In [1]:
import pandas as pd
import random
import os
import numpy as np
import matplotlib.pyplot as plt
import warnings; warnings.filterwarnings(action='ignore')
import pickle

from sklearn.ensemble import RandomForestClassifier, RandomForestRegressor
from sklearn.ensemble import GradientBoostingClassifier
from sklearn.ensemble import VotingClassifier
from lightgbm import LGBMClassifier
from xgboost import XGBClassifier
import sklearn.svm as svm
import xgboost as xgb

from sklearn.model_selection import GridSearchCV
from sklearn.model_selection import RandomizedSearchCV
from bayes_opt import BayesianOptimization

from xgboost import plot_importance
from scipy.stats import randint
from sklearn.preprocessing import LabelEncoder
from sklearn.model_selection import KFold
from sklearn.model_selection import cross_val_score
from sklearn.model_selection import train_test_split
from sklearn.metrics import f1_score
from sklearn.metrics import accuracy_score

In [2]:
def seed_everything(seed):
    random.seed(seed) #파이썬 자체 모듈 random 모듈의 시드 고정
    os.environ['PYTHONHASHSEED'] = str(seed) 
    np.random.seed(seed)

seed_everything(37) # Seed 고정

# Data Load

In [3]:
train_df = pd.read_csv('./train.csv')
test_df = pd.read_csv('./test.csv')
sub = pd.read_csv('./sample_submission.csv')

# Data Preprocessing

결측값을 모두 -100으로 채운다.

In [4]:
train_df = train_df.fillna(-100)
test_df = test_df.fillna(-100)

In [5]:
train_y = train_df['Y_Class']

In [6]:
train_x = train_df.drop(columns = ['PRODUCT_ID', 'TIMESTAMP', 'Y_Class', 'Y_Quality'])
test_x = test_df.drop(columns=['PRODUCT_ID', 'TIMESTAMP'])
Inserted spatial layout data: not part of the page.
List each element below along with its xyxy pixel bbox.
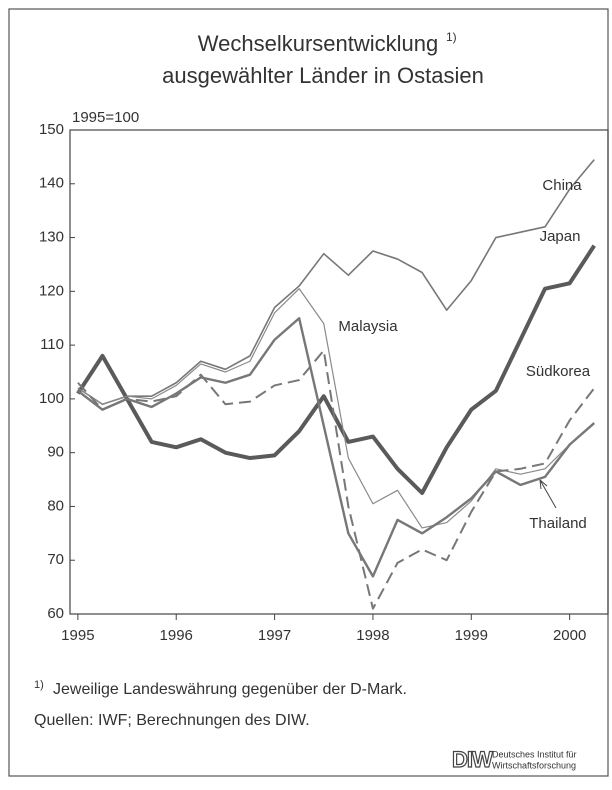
plot-frame [69, 129, 609, 615]
y-tick-label: 120 [39, 282, 64, 299]
series-label: China [542, 177, 582, 194]
y-tick-label: 130 [39, 229, 64, 246]
x-tick-label: 1996 [160, 627, 193, 644]
logo-text: Wirtschaftsforschung [492, 760, 576, 770]
x-tick-label: 1997 [258, 627, 291, 644]
series-label: Malaysia [338, 318, 398, 335]
x-tick-label: 2000 [553, 627, 586, 644]
label-pointer-head [539, 479, 548, 490]
source: Quellen: IWF; Berechnungen des DIW. [34, 712, 310, 729]
line-series [77, 317, 596, 578]
footnote-marker: 1) [34, 679, 44, 691]
y-tick-label: 140 [39, 175, 64, 192]
logo-mark: DIW [452, 747, 493, 772]
line-series [77, 159, 595, 406]
chart-title: ausgewählter Länder in Ostasien [162, 63, 484, 88]
x-tick-label: 1999 [455, 627, 488, 644]
line-series [77, 288, 595, 529]
line-series [76, 244, 596, 495]
y-tick-label: 80 [47, 497, 64, 514]
series-label: Japan [540, 228, 581, 245]
y-tick-label: 110 [40, 336, 64, 353]
y-tick-label: 90 [47, 444, 64, 461]
footnote: Jeweilige Landeswährung gegenüber der D-… [53, 681, 407, 698]
series-label: Südkorea [526, 363, 591, 380]
logo-text: Deutsches Institut für [492, 749, 577, 759]
label-pointer [539, 479, 557, 509]
y-tick-label: 70 [47, 551, 64, 568]
y-axis-label: 1995=100 [72, 109, 139, 126]
y-tick-label: 150 [39, 121, 64, 138]
x-tick-label: 1998 [356, 627, 389, 644]
y-tick-label: 100 [39, 390, 64, 407]
y-tick-label: 60 [47, 605, 64, 622]
title-note: 1) [446, 30, 457, 44]
chart-title: Wechselkursentwicklung [198, 31, 438, 56]
x-tick-label: 1995 [61, 627, 94, 644]
line-series [77, 349, 596, 610]
series-label: Thailand [529, 515, 587, 532]
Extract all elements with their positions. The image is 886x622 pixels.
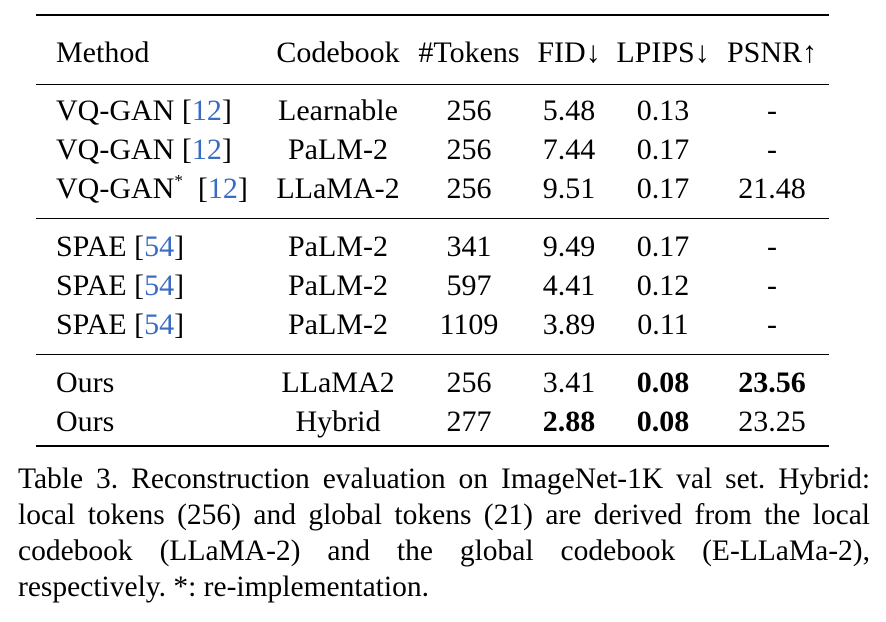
cell-lpips: 0.12 [636, 269, 690, 302]
cell-codebook: Learnable [278, 94, 398, 127]
header-fid: FID↓ [537, 36, 601, 69]
citation-link[interactable]: 54 [144, 230, 175, 263]
cell-psnr: - [767, 230, 777, 263]
header-psnr: PSNR↑ [726, 36, 818, 69]
cell-lpips: 0.08 [636, 366, 690, 399]
cell-tokens: 341 [446, 230, 492, 263]
cell-method: VQ-GAN [12] [56, 133, 232, 166]
cell-codebook: Hybrid [295, 405, 381, 438]
header-rule [36, 84, 829, 85]
cell-method: VQ-GAN [12] [56, 94, 232, 127]
cell-tokens: 597 [446, 269, 492, 302]
header-tokens: #Tokens [418, 36, 520, 69]
citation-link[interactable]: 12 [191, 133, 222, 166]
cell-method: Ours [56, 405, 266, 439]
cell-fid: 5.48 [542, 94, 596, 127]
cell-tokens: 256 [446, 94, 492, 127]
group-rule [36, 218, 829, 219]
bottom-rule [36, 445, 829, 447]
cell-fid: 9.49 [542, 230, 596, 263]
cell-tokens: 256 [446, 366, 492, 399]
group-rule [36, 354, 829, 355]
cell-codebook: PaLM-2 [288, 133, 388, 166]
citation-link[interactable]: 54 [144, 308, 175, 341]
cell-codebook: LLaMA-2 [276, 172, 400, 205]
method-name: VQ-GAN [56, 133, 175, 166]
cell-psnr: - [767, 133, 777, 166]
cell-psnr: 23.25 [738, 405, 806, 438]
method-name: Ours [56, 405, 115, 438]
cell-codebook: PaLM-2 [288, 269, 388, 302]
cell-codebook: LLaMA2 [281, 366, 395, 399]
cell-method: VQ-GAN* [12] [56, 171, 248, 205]
header-lpips: LPIPS↓ [616, 36, 710, 69]
table-caption: Table 3. Reconstruction evaluation on Im… [18, 461, 870, 605]
cell-fid: 9.51 [542, 172, 596, 205]
cell-fid: 2.88 [542, 405, 596, 438]
cell-tokens: 1109 [439, 308, 499, 341]
cell-psnr: 23.56 [738, 366, 806, 399]
cell-psnr: - [767, 94, 777, 127]
cell-fid: 4.41 [542, 269, 596, 302]
citation-link[interactable]: 12 [191, 94, 222, 127]
method-name: SPAE [56, 230, 127, 263]
cell-lpips: 0.08 [636, 405, 690, 438]
cell-codebook: PaLM-2 [288, 230, 388, 263]
citation-link[interactable]: 12 [207, 172, 238, 205]
citation-link[interactable]: 54 [144, 269, 175, 302]
cell-tokens: 277 [446, 405, 492, 438]
cell-psnr: 21.48 [738, 172, 806, 205]
cell-codebook: PaLM-2 [288, 308, 388, 341]
reimplementation-mark: * [174, 171, 183, 190]
caption-label: Table 3. [18, 463, 119, 495]
cell-lpips: 0.17 [636, 172, 690, 205]
caption-text: Reconstruction evaluation on ImageNet-1K… [18, 463, 871, 603]
cell-method: SPAE [54] [56, 230, 185, 263]
header-method: Method [56, 36, 150, 69]
cell-method: SPAE [54] [56, 269, 185, 302]
cell-method: SPAE [54] [56, 308, 185, 341]
header-codebook: Codebook [276, 36, 400, 69]
cell-fid: 7.44 [542, 133, 596, 166]
method-name: VQ-GAN [56, 172, 175, 205]
cell-fid: 3.41 [542, 366, 596, 399]
cell-tokens: 256 [446, 133, 492, 166]
cell-lpips: 0.17 [636, 230, 690, 263]
method-name: SPAE [56, 269, 127, 302]
cell-psnr: - [767, 269, 777, 302]
cell-lpips: 0.17 [636, 133, 690, 166]
method-name: SPAE [56, 308, 127, 341]
cell-psnr: - [767, 308, 777, 341]
cell-method: Ours [56, 366, 266, 400]
method-name: VQ-GAN [56, 94, 175, 127]
top-rule [36, 14, 829, 16]
cell-tokens: 256 [446, 172, 492, 205]
method-name: Ours [56, 366, 115, 399]
cell-lpips: 0.13 [636, 94, 690, 127]
cell-lpips: 0.11 [637, 308, 689, 341]
cell-fid: 3.89 [542, 308, 596, 341]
범주형 데이터를 수치 데이터로 전환하기 위해 LabelEncoder 활용

In [7]:
# qualitative to quantitative
qual_col = ['LINE', 'PRODUCT_CODE']

for i in qual_col:
    le = LabelEncoder()
    le = le.fit(train_x[i]) #원래 column 값을 기준으로 fit.
    train_x[i] = le.transform(train_x[i]) #수치화, 수치로 변형
    
    for label in np.unique(test_x[i]): 
        if label not in le.classes_: 
            le.classes_ = np.append(le.classes_, label)
    test_x[i] = le.transform(test_x[i]) 
print('Done.')

Done.


# Modeling

### GBM

### RamdomSearchCV 파라미터 최적화

In [207]:
param_distribs = {
    'n_estimators' : randint(low=1, high=200),
    'min_samples_split': randint(low = 1, high = 10),
    'min_samples_leaf': randint(low = 1, high = 17)
}

GBM= GradientBoostingClassifier(random_state=37)
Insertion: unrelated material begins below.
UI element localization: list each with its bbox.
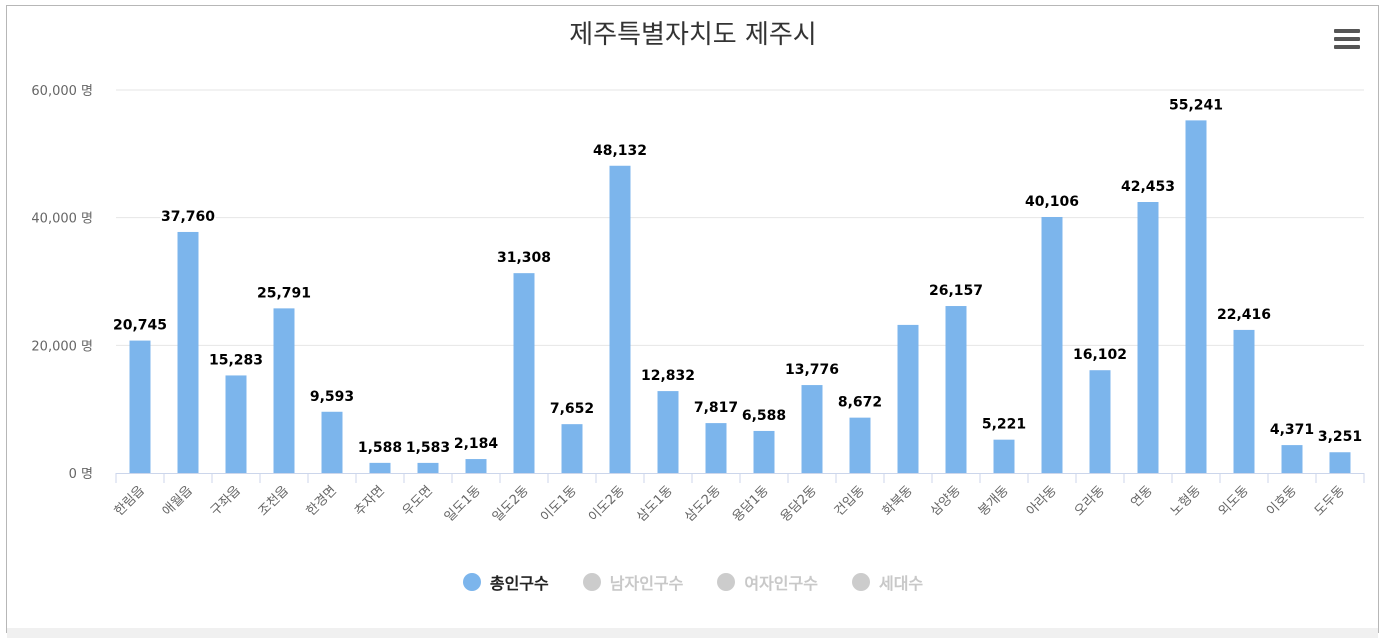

rand_cv = RandomizedSearchCV(GBM, 
                            param_distributions=param_distribs,
                            cv = 5, 
                            n_iter = 50,
                            scoring = 'f1_macro',
                            n_jobs = -1,
                            verbose=3)
rand_cv.fit(train_x, train_y)
preds = rand_cv.predict(test_x)

sub['Y_Class'] = preds
sub.to_csv('./t10_GBM_RandomSearchCV_niter50.csv', index=False)

print(f'최적 하이퍼 파라미터: {rand_cv.best_params_}')
print(f'최고 예측 정확도: {(rand_cv.best_score_)*100:.4f}')
print(f'time elapsed: {end-start}')

[0.78333333 0.79166667 0.78333333 0.78991597 0.76470588]
Fitting 5 folds for each of 50 candidates, totalling 250 fits
최적 하이퍼 파라미터: {'min_samples_leaf': 3, 'min_samples_split': 4, 'n_estimators': 157}
최고 예측 정확도: 41.3178
time elapsed: 1106.4138910770416